My workflow: prepare system, run a simulation, visualise and analyse in Jupyter notebook, which may need several loops through this system, and then I can write a report.

Preparing a simulation: topology, what are the initial coordinates, what are simulation parameters. I use some bash and python scripts to prepare those text files. These go into the simulation engine, which gives as output a trajectory: how will all those molecules move.

There are lots of simulation engines, which need different file formats as input, and give different output formats. So I use Python to create a library that abstracts these differences away.

One of these engines is MD Analysis. The main object is a universe, with a topology and trajectory. The universe is full of atoms. Each atom has attributes attached to it, like name, position, mass. Everything is in arrays. You can select atoms: universe.select_atoms('not resname SOL'). Sample code:

for time_step in universe.trajectory[:10]:
    print(universe.atoms[0].position)

nglview can show an analysis from MD analysis (or other engines) by using a javascript library, to visualise it.

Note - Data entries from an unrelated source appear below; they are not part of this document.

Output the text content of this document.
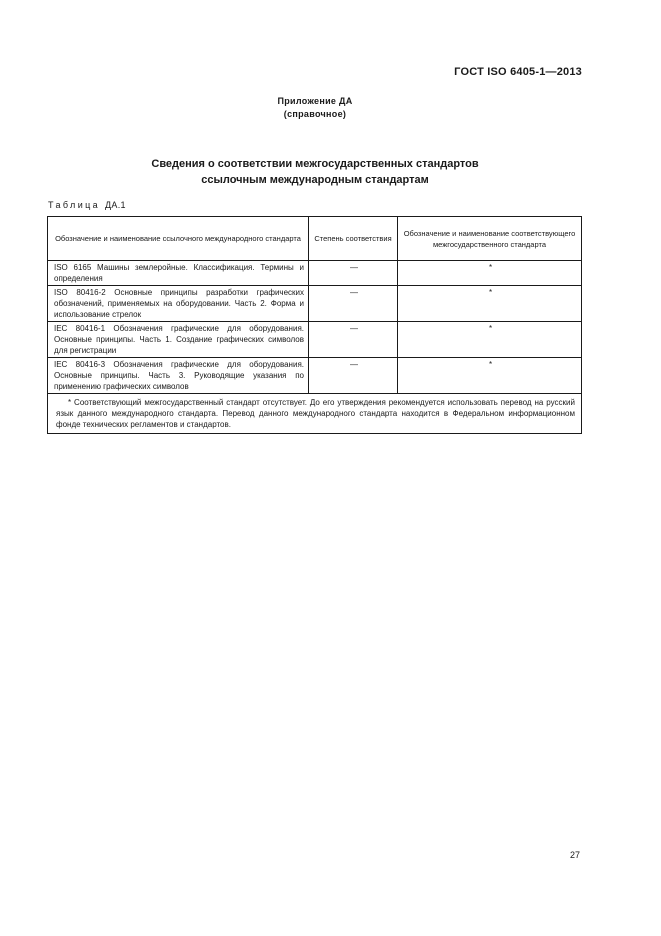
ГОСТ ISO 6405-1—2013
Приложение ДА
(справочное)
Сведения о соответствии межгосударственных стандартов
ссылочным международным стандартам
Таблица ДА.1
Обозначение и наименование ссылочного международного стандарта	Степень соответствия	Обозначение и наименование соответствующего межгосударственного стандарта
ISO 6165 Машины землеройные. Классификация. Термины и определения	—	*
ISO 80416-2 Основные принципы разработки графических обозначений, применяемых на оборудовании. Часть 2. Форма и использование стрелок	—	*
IEC 80416-1 Обозначения графические для оборудования. Основные принципы. Часть 1. Создание графических символов для регистрации	—	*
IEC 80416-3 Обозначения графические для оборудования. Основные принципы. Часть 3. Руководящие указания по применению графических символов	—	*
* Соответствующий межгосударственный стандарт отсутствует. До его утверждения рекомендуется использовать перевод на русский язык данного международного стандарта. Перевод данного международного стандарта находится в Федеральном информационном фонде технических регламентов и стандартов.		
27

Now you may end up with lots of simulation data in lots of directories and files. Your filesystem is now a mess! So we use datreant. (Treant was a talking tree in Dungeons and Dragons.) This helps you to discover where the outcome of which simulation is. And access the data from it.

To conclude:

  • Python is awesome.
  • Jupyter is awesome too. [See also the talk about a billion stars earlier today.]
  • The Python science stack is awesome as well.
  • Each field develops awesome tools based on the above.